Oil prices have fallen back from the highs of more than $78/barrel first
reached last month, slipping again Tuesday as a UN-brokered ceasefire in
Lebanon entered its second day.
North Sea Brent was trading around $74/barrel at 1238 GMT, $4.65/barrel
below the all-time high set August 8 after BP's announcement two days earlier
that it was shutting its Prudhoe Bay oil field in Alaska because of corrosion
in the pipeline network. US light sweet crude was trading at $73.30/barrel on
the Access electronic system.
"Certainity is what is lacking in the market. It is not about the supply
and demand. We are doing all we can but I think geopolitcal tensions have
added $20/barrel to the prices," Ghanem said.
Ghanem said said Libya, which is currently averaging between 1.65 million
b/d and 1.7 million b/d, would increase production capacity to 2 million b/d
next year and to 3 million by 2010.
"No one has done as much as Libya. We are opening up our doors for more
exploration, more development. We have declared that it is our intention to
increase the production capacity next year to 2 million b/d and to 3 million
b/d in 2010, which we were producing in the 1970s," he said.
Ghanem also said OPEC, the source of 40% of the world's oil, won't hold
an emergency meeting ahead of its September 11 conference in Vienna. "We don't
think that there is any need for an emergency meeting. We are meeting next
month and I don't think OPEC can do very much for the market now."
OPEC last Thursday said it was ready to act to correct "any imbalance" in
world oil markets resulting from the partial closure of BP's Prudhoe Bay
field, and noted that its June conference in the Venezuelan capital Caracas
had authorized the OPEC president to convene an emergency meeting if this were
deemed necessary. It added, however, that it was confident that global oil
markets were adequately supplied.
The oil cartel's Vienna secretariat described the loss of Prudhoe Bay
output as "the latest in a series of events that has pushed oil prices to
successive record levels."
BP, meanwhile, has managed to maintain some output from Prudhoe Bay,
which normally produces 400,000 b/d. The company said August 12 that it had
shut the 200,000 b/d eastern operating area but hoped to boost western area
oil and NGL output, currently 150,000 b/d, to 200,000 b/d after some
maintenance work. It did not say when it hoped to complete the work.

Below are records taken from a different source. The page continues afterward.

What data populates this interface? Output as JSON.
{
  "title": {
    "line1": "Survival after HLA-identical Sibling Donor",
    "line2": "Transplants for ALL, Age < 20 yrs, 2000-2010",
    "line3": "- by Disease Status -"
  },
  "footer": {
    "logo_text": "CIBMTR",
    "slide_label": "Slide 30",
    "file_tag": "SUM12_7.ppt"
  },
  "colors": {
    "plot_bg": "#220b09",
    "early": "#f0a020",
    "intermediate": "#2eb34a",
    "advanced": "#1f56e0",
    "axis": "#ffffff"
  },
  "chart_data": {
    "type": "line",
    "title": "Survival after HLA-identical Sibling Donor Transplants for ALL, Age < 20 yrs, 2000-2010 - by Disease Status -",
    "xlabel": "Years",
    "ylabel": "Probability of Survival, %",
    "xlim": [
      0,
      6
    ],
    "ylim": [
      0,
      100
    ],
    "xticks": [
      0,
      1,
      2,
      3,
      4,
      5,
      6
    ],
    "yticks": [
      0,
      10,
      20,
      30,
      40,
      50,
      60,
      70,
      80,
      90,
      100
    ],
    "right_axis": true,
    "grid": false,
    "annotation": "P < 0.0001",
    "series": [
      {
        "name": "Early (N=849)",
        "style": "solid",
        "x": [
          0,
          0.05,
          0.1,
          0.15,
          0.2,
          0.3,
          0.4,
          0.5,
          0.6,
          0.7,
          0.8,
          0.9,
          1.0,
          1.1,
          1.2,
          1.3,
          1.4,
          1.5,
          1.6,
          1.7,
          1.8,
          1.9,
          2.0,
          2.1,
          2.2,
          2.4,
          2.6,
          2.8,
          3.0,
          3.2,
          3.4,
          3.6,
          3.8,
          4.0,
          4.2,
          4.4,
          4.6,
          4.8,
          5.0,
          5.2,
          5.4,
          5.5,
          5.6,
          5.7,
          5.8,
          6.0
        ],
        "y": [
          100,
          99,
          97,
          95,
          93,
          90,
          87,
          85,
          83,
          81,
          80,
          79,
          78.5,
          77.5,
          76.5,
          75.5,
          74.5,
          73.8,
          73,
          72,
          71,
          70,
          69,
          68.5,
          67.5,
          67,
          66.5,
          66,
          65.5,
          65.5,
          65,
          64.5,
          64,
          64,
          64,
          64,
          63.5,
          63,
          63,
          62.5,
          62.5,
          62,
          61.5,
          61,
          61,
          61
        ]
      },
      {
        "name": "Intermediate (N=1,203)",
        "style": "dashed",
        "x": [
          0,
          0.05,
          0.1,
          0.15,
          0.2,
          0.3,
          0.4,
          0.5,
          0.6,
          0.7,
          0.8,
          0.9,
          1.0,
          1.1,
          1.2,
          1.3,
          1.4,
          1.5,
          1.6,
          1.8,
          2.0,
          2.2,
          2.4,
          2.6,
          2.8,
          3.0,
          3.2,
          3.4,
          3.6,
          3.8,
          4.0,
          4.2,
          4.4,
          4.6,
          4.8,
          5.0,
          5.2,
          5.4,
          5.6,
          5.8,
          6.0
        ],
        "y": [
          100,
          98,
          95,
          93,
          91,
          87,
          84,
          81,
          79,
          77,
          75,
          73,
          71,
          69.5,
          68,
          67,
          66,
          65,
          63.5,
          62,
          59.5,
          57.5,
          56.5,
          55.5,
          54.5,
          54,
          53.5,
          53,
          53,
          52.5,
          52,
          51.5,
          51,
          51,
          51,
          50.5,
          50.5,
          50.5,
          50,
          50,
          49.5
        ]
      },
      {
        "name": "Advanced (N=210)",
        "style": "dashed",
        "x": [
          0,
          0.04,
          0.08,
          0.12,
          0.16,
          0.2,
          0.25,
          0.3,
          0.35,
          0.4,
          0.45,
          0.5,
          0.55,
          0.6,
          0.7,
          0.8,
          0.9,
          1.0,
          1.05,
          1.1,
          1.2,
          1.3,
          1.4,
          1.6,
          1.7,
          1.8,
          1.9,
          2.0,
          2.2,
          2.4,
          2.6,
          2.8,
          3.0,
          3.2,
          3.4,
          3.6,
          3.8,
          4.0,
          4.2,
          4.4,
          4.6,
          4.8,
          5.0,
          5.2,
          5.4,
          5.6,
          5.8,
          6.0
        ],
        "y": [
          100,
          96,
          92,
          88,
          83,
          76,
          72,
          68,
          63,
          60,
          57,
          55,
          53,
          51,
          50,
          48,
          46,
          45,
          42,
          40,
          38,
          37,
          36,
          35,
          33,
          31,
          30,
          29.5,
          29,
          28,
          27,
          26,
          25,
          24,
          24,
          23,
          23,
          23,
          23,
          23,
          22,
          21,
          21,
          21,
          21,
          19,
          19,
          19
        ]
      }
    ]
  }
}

Some 750,000 b/d of Nigerian crude production -- around a quarter of the
country's total production capacity -- remains shut in after a series of
attacks by militants on oil installations in the Niger Delta that intensified
earlier this year. Rising deepwater production has helped offset some of the
losses. Nigerian oil minister Edmund Daukoru, who is also the current
president of OPEC, said Monday that production was "coming back in tranches"
and said efforts were being made to engage community leaders in talks.